In that case the fields of the two tables aren't the same so you will need a more specific SQL Insert statement:

Code:
Dim strFields as String
strFields = "ID, Field1, Field2, Field3, Field4"
CurrentDb.Execute "INSERT INTO DeletedItemsHistory (" & strFields & ") SELECT " & strFields & " FROM MainTable WHERE ID = " & Me.ID
 
Thanks for the reply. I will see if this will work. Both tables will contain the same data.
 
Thank You. I will see if I am experienced enough to make this work. I deleted the extra post.
 
I would still just set a flag to Deleted rather than moving records to another table.

Simon
 
I agree with Simon.

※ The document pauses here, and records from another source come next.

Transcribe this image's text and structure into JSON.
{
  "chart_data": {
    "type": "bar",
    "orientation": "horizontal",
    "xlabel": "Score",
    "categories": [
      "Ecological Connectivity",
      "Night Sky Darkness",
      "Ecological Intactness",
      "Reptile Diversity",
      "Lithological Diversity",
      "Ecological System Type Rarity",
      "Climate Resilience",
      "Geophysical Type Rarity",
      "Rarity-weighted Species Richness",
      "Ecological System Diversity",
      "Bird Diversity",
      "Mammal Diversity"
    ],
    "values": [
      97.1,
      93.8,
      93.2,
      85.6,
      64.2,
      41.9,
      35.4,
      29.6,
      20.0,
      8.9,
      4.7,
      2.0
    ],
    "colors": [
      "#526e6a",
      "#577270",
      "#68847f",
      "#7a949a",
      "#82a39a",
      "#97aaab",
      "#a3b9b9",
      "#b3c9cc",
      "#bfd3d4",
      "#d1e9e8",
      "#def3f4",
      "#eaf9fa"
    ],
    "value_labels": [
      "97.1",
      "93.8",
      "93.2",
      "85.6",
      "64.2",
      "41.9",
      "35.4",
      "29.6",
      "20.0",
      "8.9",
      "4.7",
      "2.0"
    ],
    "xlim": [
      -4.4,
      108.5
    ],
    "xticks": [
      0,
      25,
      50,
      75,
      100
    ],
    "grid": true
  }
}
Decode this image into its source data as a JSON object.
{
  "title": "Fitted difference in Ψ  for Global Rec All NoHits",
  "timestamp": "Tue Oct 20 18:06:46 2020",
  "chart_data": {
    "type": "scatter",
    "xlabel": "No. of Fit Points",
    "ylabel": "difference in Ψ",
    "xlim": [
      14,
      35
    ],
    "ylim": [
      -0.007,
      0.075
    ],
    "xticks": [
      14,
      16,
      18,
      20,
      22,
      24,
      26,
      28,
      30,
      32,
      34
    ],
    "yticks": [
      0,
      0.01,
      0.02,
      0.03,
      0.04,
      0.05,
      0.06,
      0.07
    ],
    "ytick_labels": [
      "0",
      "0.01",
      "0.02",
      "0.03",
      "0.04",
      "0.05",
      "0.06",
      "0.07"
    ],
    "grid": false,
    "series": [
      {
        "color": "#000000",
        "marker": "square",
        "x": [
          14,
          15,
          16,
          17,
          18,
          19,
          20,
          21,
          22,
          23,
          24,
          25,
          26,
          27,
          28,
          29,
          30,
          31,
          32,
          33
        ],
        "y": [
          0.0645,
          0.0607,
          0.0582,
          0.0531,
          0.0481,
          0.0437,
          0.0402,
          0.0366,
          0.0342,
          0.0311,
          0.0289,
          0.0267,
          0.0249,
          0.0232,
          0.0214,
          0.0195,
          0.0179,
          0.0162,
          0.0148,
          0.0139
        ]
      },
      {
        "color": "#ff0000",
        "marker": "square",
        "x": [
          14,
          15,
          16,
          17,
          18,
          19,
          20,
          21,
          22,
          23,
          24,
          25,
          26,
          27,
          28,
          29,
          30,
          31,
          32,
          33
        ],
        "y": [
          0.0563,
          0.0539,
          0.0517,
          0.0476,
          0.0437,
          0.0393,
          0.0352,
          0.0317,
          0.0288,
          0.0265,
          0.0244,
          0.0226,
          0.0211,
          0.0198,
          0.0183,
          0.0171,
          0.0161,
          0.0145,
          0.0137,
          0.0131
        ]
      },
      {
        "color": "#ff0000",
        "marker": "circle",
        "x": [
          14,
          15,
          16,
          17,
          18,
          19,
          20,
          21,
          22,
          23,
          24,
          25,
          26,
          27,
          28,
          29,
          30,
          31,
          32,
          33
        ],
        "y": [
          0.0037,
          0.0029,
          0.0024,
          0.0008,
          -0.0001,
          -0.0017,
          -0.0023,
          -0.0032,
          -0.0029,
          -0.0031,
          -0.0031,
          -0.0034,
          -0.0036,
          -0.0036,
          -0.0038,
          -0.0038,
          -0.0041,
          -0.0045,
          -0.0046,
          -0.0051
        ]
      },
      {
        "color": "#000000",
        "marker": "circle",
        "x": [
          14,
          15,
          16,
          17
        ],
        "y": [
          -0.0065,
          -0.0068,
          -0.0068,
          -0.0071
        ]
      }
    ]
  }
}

If you hare saving the record in history because you think you may want to recover it, using a flag is a better solution and easier to implement if you start out that way. If you have a lot of queries already built, it will be a pain because you'll have to modify them to select only active records. But, you only have to do it once and if you have a newer version of Access, there is a cross reference available to tell you where each object is used.